On Mon, Mar 22, 2021 at 09:22:26AM +0100, Richard Biener via Gcc wrote:
> Better than doing loop versioning is to enhance SCEV (and thus also
> dependence analysis) to track extra conditions they need to handle
> cases similar as to how niter analysis computes it's 'assumptions'
> condition.  That allows the versioning to be done when there's an
> actual beneficial transform (like vectorization) rather than just
> upfront for the eventual chance that there'll be any.  Ideally such
> transform would then choose IVs in their transformed copy that
> are analyzable w/o repeating such versioning exercise for the next
> transform.

And it might be beneficial to perform some type promotion/demotion
pass, either early during vectorization or separately before vectorization
on a loop copy guarded with the ifns e.g. ifconv uses too.

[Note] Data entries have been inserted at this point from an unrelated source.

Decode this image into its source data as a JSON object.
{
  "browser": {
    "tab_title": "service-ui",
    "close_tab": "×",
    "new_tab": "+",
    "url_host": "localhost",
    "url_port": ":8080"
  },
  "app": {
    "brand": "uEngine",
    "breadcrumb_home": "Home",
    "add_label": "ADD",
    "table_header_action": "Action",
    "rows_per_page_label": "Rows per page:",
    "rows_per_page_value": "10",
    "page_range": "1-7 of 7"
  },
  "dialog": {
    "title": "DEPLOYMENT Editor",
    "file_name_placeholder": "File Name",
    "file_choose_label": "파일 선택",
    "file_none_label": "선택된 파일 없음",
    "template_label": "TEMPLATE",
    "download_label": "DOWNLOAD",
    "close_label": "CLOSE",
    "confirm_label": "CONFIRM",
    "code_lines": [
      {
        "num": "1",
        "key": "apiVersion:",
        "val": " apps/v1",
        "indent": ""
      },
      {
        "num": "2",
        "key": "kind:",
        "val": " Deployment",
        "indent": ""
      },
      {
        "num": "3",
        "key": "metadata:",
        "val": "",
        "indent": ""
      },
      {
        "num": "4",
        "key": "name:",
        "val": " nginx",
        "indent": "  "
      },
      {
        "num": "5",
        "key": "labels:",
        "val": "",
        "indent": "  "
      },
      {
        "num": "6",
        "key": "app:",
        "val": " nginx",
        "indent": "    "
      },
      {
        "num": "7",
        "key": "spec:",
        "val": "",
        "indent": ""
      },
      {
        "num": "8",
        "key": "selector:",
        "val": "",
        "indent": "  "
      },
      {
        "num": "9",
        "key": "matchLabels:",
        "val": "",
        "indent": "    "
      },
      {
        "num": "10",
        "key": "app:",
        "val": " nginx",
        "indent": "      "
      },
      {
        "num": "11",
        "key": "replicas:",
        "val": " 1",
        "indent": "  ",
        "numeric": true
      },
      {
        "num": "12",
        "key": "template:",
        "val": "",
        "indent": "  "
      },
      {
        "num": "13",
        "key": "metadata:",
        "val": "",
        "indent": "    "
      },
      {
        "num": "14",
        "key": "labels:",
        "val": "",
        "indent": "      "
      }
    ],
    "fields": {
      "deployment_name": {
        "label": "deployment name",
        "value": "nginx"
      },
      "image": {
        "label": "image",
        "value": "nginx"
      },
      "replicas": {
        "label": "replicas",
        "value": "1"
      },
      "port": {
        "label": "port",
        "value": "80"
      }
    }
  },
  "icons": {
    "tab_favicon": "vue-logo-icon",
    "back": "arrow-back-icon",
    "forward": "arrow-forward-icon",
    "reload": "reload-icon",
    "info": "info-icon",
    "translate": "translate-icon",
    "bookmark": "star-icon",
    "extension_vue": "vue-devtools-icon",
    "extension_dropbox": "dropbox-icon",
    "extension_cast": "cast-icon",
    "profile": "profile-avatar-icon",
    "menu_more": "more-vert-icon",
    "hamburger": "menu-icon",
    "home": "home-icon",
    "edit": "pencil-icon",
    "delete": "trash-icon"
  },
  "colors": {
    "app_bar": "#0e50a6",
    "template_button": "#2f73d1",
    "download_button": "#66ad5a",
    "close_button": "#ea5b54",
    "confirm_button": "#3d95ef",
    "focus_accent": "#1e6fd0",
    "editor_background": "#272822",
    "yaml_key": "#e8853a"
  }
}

Find out what type sizes the loop use, first try to demote computations
to narrower types in the vectorized loop candidate (e.g. if something
is computed in a wider type only to have the result demoted to narrower
type), then pick up the widest type size still in use in the loop (ok,
this assumes we don't mix multiple vector sizes in the loop, but currently
our vectorizer doesn't do that) and try to promote computations that could
be promoted to that type size.  We do partially something like that during
vect patterns for bool types, but not other types I think.